Why Can’t All Bodies be Different, but Fought For the Same?

In her book, The New Jim Crow: Mass Incarceration in the Age of Colorblindness, Michelle Alexander (2010) spells out the issues of the master narrative, which has, since the abolition of slavery and strategic implementation of the war on drugs and mass incarceration, legitimized and hidden from the American people what locking up thousands and thousands of Black bodies has done. The emergence of crack cocaine in impoverished streets and mandatory minimum sentencing laws covered up the racist intentions of politicians to win the vote of the southern working class Whites who were feeling threatened and uneasy by Black bodies – post the abolition of Jim Crow laws – being a new part of the everyday public sphere. Since then, the war on drugs and mass incarceration have exploded; and today, there are more Black men in prisons and jails for drug crimes than there are out of prison in the United States. And, even though the United States claims to be making progress, mass incarceration is still very much in place, locking up black bodies and keeping the family members and loved ones of those incarcerated at a great disadvantage for navigating the world around them.

Somehow, even though the racial narrative behind mass incarceration has been called out, people are still living the repercussions of minimum sentencing, loss of welfare, and imprisonment. Even though there are claims that strides are being made away from institutional racism, this system that is destroying lives everyday is still very much in place. In light of the upcoming elections, I am curious, what are various candidates going to do to end mass incarceration? What are their feelings about the people who are suffering behind bars? But furthermore, what are their feelings and recognition of the individuals who suffer from a loss of welfare because their husband or life partner is a convicted felon. And worse yet, as Michelle Alexander (2010) states, their children and family members suffer from these consequences of the prison system by having their lives dismantled outside bars. Colorblind ideology, the attitude that the United States is a post-racial society, and the idea that race does not impact the treatment of individuals are essential contributors to this issue. This fusion of poverty, strict sentencing, and the public health phenomenon of drug addiction is destroying the lives of the Black bodies being imprisoned, but not just their lives—the lives of their wives, children, and loved ones.

The main question is, if we are in a post racial society, why is mass incarceration finally being talked about and cared about with regards to the current election? It is a sad truth; but the answer is, because it has started to effect white bodies.

The sad truth exists in that American culture now cares because mass incarceration has reached the white population; the heroine epidemic has resurfaced the war on drugs and is criminalizing white men and women and children, and they are now being imprisoned. And now the voices of their families, the voices of power in white culture, are reaching policy.
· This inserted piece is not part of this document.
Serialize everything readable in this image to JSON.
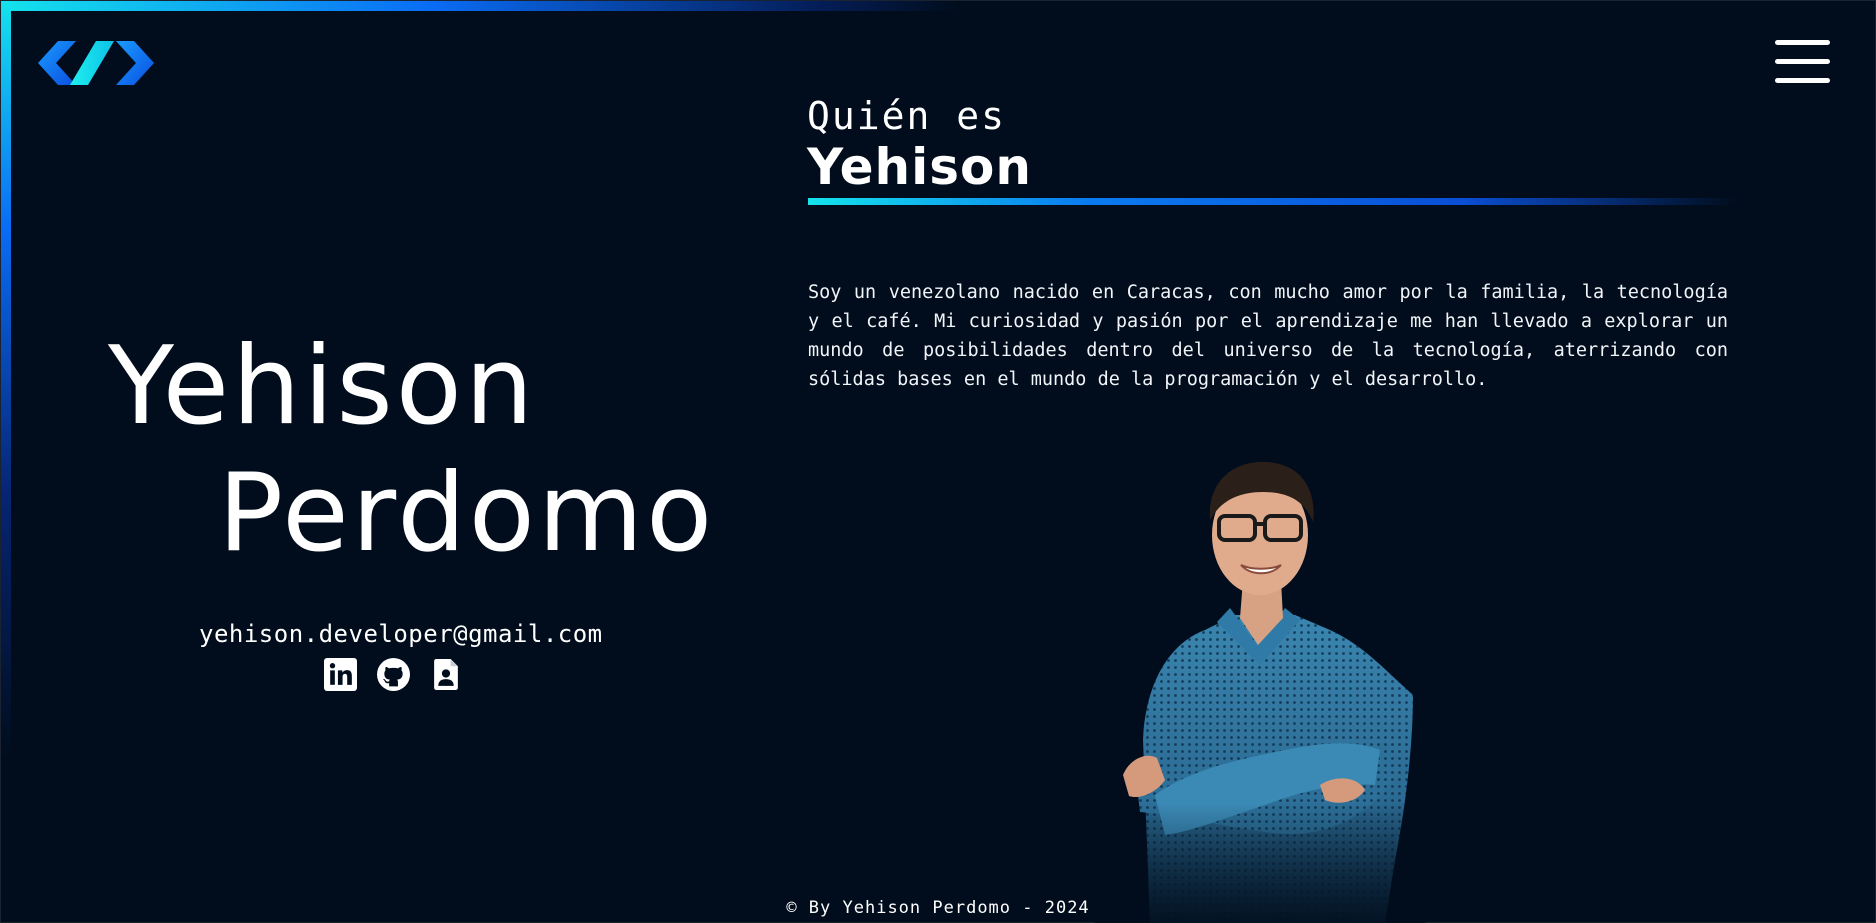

These are the same voices and systems that have been silencing or refusing to hear the cries of those who have been affected by this for the few decades. It seems as though the United States people are now fighting for Black bodies since the White bodies that they care about are having their lives destroyed too. But in some respect, are we actually speaking up for the Black bodies that have been experiencing this for so long, or are we wrongfully grouping the two into one neutral category—white? My biggest question is, what is missing from the new master narrative that cares about mass incarceration? What experiences of Black lives are being left out of the newly formatted national and political arguments about race?